4. Fasilitas : Fasilitas kesehatan, pendidikan, peribadatan, rekreasi, taman kota. 
5. Utilitas : Air bersih, listrik, telekomunikasi 
6. Ekonomi : tingkat pendapatan, biaya hidup, ramah investasi 
7. Sosial : Ruang publik, ruang kreatif, interaksi sosial, kriminalitas, tingkat kesetaraan         warga kota, partisipasi warga, dukungan terhadap orang tua, penyandang cacat, dan         wanita hamil. 
8. Birokrasi dan Pemerintahan : Leadership yang kuat, dukungan kebijakan, kepastian           hukum, akuntabilitas pemerintah, tingkat penerapan rencana kota, dukungan program       pembangunan, dukungan pembiayaan. 

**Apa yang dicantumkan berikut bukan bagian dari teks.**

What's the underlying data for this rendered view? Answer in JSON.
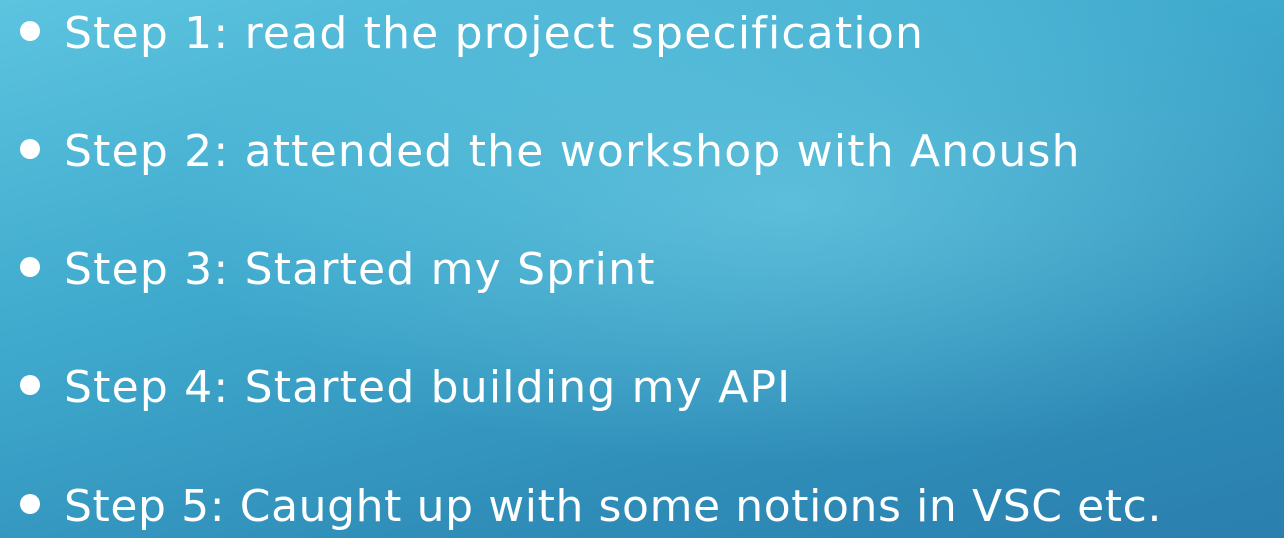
{
  "slide": {
    "bullets": [
      {
        "text": "Step 1: read the project specification"
      },
      {
        "text": "Step 2: attended the workshop with Anoush"
      },
      {
        "text": "Step 3: Started my Sprint"
      },
      {
        "text": "Step 4: Started building my API"
      },
      {
        "text": "Step 5: Caught up with some notions in VSC etc."
      }
    ]
  },
  "colors": {
    "background_light": "#5cc4df",
    "background_dark": "#2a7fae",
    "text": "#ffffff"
  }
}
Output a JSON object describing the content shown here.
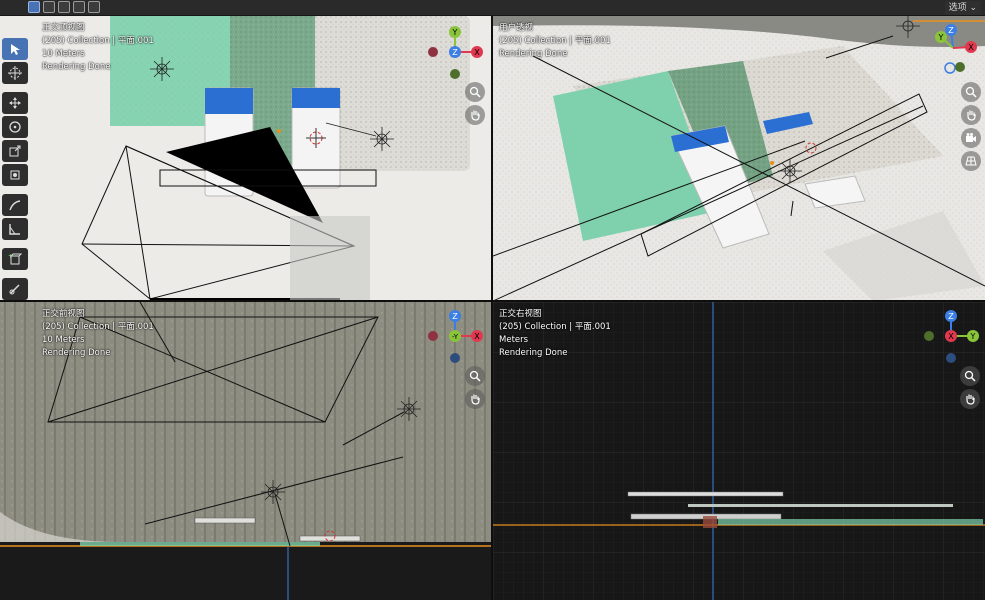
{
  "header": {
    "options_label": "选项",
    "mode_icons": [
      "box-select-icon",
      "box-select-extend-icon",
      "box-select-subtract-icon",
      "box-select-invert-icon",
      "box-select-intersect-icon"
    ]
  },
  "toolbar": {
    "tools": [
      {
        "name": "select-tool",
        "icon": "cursor-arrow-icon",
        "active": true
      },
      {
        "name": "cursor-tool",
        "icon": "3d-cursor-icon",
        "active": false
      },
      {
        "name": "move-tool",
        "icon": "move-arrows-icon",
        "active": false
      },
      {
        "name": "rotate-tool",
        "icon": "rotate-icon",
        "active": false
      },
      {
        "name": "scale-tool",
        "icon": "scale-icon",
        "active": false
      },
      {
        "name": "transform-tool",
        "icon": "transform-icon",
        "active": false
      },
      {
        "name": "annotate-tool",
        "icon": "pencil-icon",
        "active": false
      },
      {
        "name": "measure-tool",
        "icon": "ruler-icon",
        "active": false
      },
      {
        "name": "add-cube-tool",
        "icon": "add-cube-icon",
        "active": false
      },
      {
        "name": "shear-tool",
        "icon": "shear-icon",
        "active": false
      },
      {
        "name": "extra-tool",
        "icon": "curve-icon",
        "active": false
      }
    ]
  },
  "viewports": {
    "top": {
      "view_name": "正交顶视图",
      "collection": "(205) Collection | 平面.001",
      "scale": "10 Meters",
      "status": "Rendering Done"
    },
    "perspective": {
      "view_name": "用户透视",
      "collection": "(205) Collection | 平面.001",
      "status": "Rendering Done"
    },
    "front": {
      "view_name": "正交前视图",
      "collection": "(205) Collection | 平面.001",
      "scale": "10 Meters",
      "status": "Rendering Done"
    },
    "right": {
      "view_name": "正交右视图",
      "collection": "(205) Collection | 平面.001",
      "scale": "Meters",
      "status": "Rendering Done"
    }
  },
  "gizmo": {
    "top": {
      "labels": [
        "Y",
        "Z",
        "X"
      ]
    },
    "perspective": {
      "labels": [
        "Y",
        "Z",
        "X"
      ]
    },
    "front": {
      "labels": [
        "Z",
        "-Y",
        "X"
      ]
    },
    "right": {
      "labels": [
        "Z",
        "X",
        "Y"
      ]
    }
  },
  "colors": {
    "axis_x": "#e0394f",
    "axis_y": "#8ac43a",
    "axis_z": "#3b7fe4",
    "active_tool": "#4772b3",
    "floor_teal": "#7fd1ad",
    "horizon_orange": "#e8901c",
    "screen_blue": "#2b6fd3"
  }
}
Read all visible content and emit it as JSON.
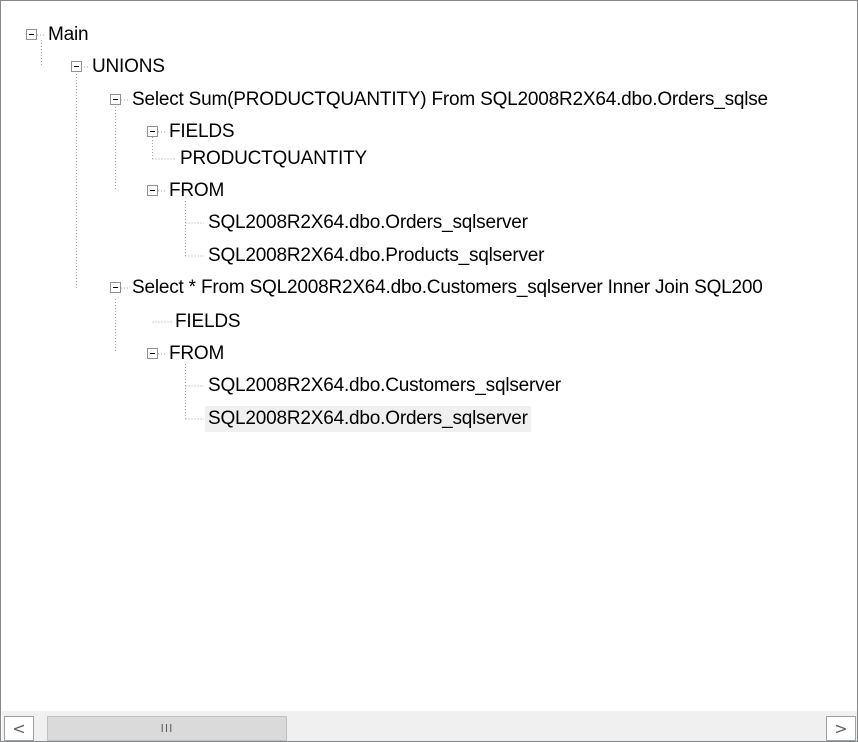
{
  "tree": {
    "main": "Main",
    "unions": "UNIONS",
    "select1": "Select Sum(PRODUCTQUANTITY) From SQL2008R2X64.dbo.Orders_sqlse",
    "select1_fields": "FIELDS",
    "select1_fields_item": "PRODUCTQUANTITY",
    "select1_from": "FROM",
    "select1_from_item1": "SQL2008R2X64.dbo.Orders_sqlserver",
    "select1_from_item2": "SQL2008R2X64.dbo.Products_sqlserver",
    "select2": "Select * From SQL2008R2X64.dbo.Customers_sqlserver Inner Join SQL200",
    "select2_fields": "FIELDS",
    "select2_from": "FROM",
    "select2_from_item1": "SQL2008R2X64.dbo.Customers_sqlserver",
    "select2_from_item2": "SQL2008R2X64.dbo.Orders_sqlserver"
  },
  "scrollbar": {
    "left_glyph": "<",
    "right_glyph": ">",
    "thumb_grip": "III"
  }
}
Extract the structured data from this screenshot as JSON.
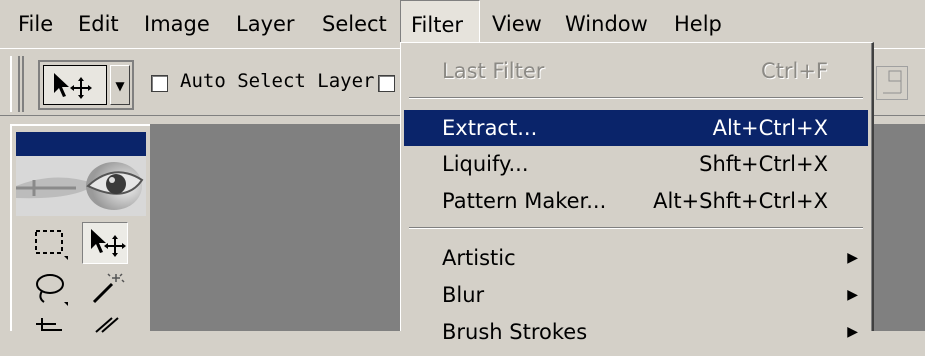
{
  "menubar": {
    "items": [
      {
        "label": "File"
      },
      {
        "label": "Edit"
      },
      {
        "label": "Image"
      },
      {
        "label": "Layer"
      },
      {
        "label": "Select"
      },
      {
        "label": "Filter"
      },
      {
        "label": "View"
      },
      {
        "label": "Window"
      },
      {
        "label": "Help"
      }
    ]
  },
  "options": {
    "auto_select_layer": "Auto Select Layer"
  },
  "filter_menu": {
    "last_filter": {
      "label": "Last Filter",
      "shortcut": "Ctrl+F"
    },
    "extract": {
      "label": "Extract...",
      "shortcut": "Alt+Ctrl+X"
    },
    "liquify": {
      "label": "Liquify...",
      "shortcut": "Shft+Ctrl+X"
    },
    "pattern_maker": {
      "label": "Pattern Maker...",
      "shortcut": "Alt+Shft+Ctrl+X"
    },
    "artistic": {
      "label": "Artistic"
    },
    "blur": {
      "label": "Blur"
    },
    "brush_strokes": {
      "label": "Brush Strokes"
    }
  },
  "colors": {
    "highlight": "#0a246a",
    "menu_bg": "#d4d0c8",
    "canvas_bg": "#808080"
  }
}
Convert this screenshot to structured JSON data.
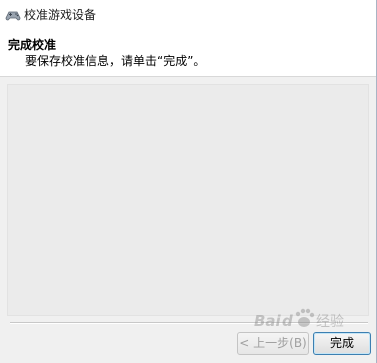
{
  "window": {
    "title": "校准游戏设备",
    "icon": "game-controller-icon"
  },
  "header": {
    "title": "完成校准",
    "description": "要保存校准信息，请单击“完成”。"
  },
  "buttons": {
    "back_label": "< 上一步(B)",
    "finish_label": "完成"
  },
  "watermark": {
    "text": "Baidu 经验",
    "icon": "baidu-paw-icon"
  },
  "colors": {
    "window_bg": "#f0f0f0",
    "header_bg": "#ffffff",
    "content_bg": "#ebebeb",
    "default_button_border": "#3c7fb1"
  }
}
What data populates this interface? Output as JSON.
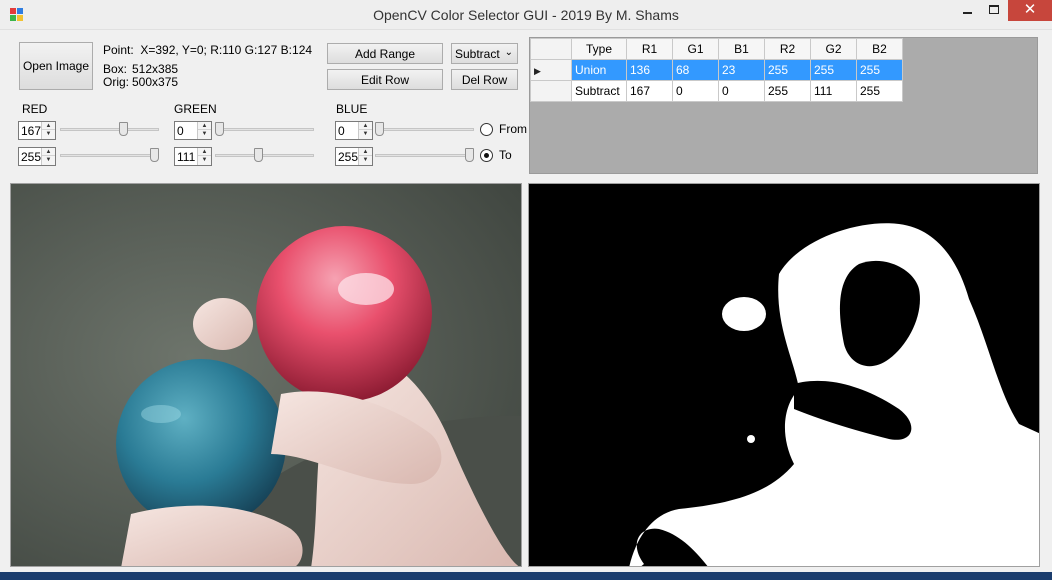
{
  "window": {
    "title": "OpenCV Color Selector GUI - 2019 By M. Shams",
    "close_glyph": "✕"
  },
  "toolbar": {
    "open_image_label": "Open Image",
    "add_range_label": "Add Range",
    "edit_row_label": "Edit Row",
    "del_row_label": "Del Row",
    "mode_select_value": "Subtract"
  },
  "info": {
    "point": "Point:  X=392, Y=0; R:110 G:127 B:124",
    "box_label": "Box:",
    "box_value": "512x385",
    "orig_label": "Orig:",
    "orig_value": "500x375"
  },
  "channels": {
    "red": {
      "label": "RED",
      "from": "167",
      "to": "255",
      "from_level": 0.655,
      "to_level": 1.0
    },
    "green": {
      "label": "GREEN",
      "from": "0",
      "to": "111",
      "from_level": 0.0,
      "to_level": 0.435
    },
    "blue": {
      "label": "BLUE",
      "from": "0",
      "to": "255",
      "from_level": 0.0,
      "to_level": 1.0
    }
  },
  "radios": {
    "from_label": "From",
    "to_label": "To",
    "selected": "To"
  },
  "grid": {
    "columns": [
      "Type",
      "R1",
      "G1",
      "B1",
      "R2",
      "G2",
      "B2"
    ],
    "rows": [
      [
        "Union",
        "136",
        "68",
        "23",
        "255",
        "255",
        "255"
      ],
      [
        "Subtract",
        "167",
        "0",
        "0",
        "255",
        "111",
        "255"
      ]
    ],
    "selected_row": 0
  },
  "colors": {
    "selection": "#3399ff",
    "close_button": "#c7463c",
    "mask_background": "#000000",
    "mask_foreground": "#ffffff"
  },
  "icons": {
    "app": "app-icon",
    "minimize": "minimize-icon",
    "maximize": "maximize-icon",
    "close": "close-icon",
    "row_pointer": "row-pointer-icon"
  }
}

C. TEORI PERTUMBUHAN KOTA 
Menurut Spiro Kostof (1991), Kota adalah Leburan Dari bangunan dan penduduk, sedangkan bentuk kota pada awalnya adalah netral tetapi kemudian berubah sampai hal ini dipengaruhi dengan budaya yang tertentu. Bentuk kota ada dua macam yaitu geometri dan organik.Terdapat dikotomi bentuk perkotaan yang didasarkan pada bentuk geometri kota yaitu Planned dan Unplanned. 

§ Bentuk Planned (terencana) dapat dijumpai pada kota-kota eropa abad pertengahan dengan pengaturan kota yang selalu regular dan rancangan bentuk geometrik. 

§ Bentuk Unplanned (tidak terencana) banyak terjadi pada kota-kota metropolitan, dimana satu segmen kota berkembang secara sepontan dengan bermacam-macam kepentingan yang saling mengisi, sehingga akhirnya kota akan memiliki bentuk semaunya yang kemudian disebut dengan organik pattern, bentuk kota organik tersebut secara spontan, tidak terencana dan memiliki pola yang tidak teratur dan non geometrik.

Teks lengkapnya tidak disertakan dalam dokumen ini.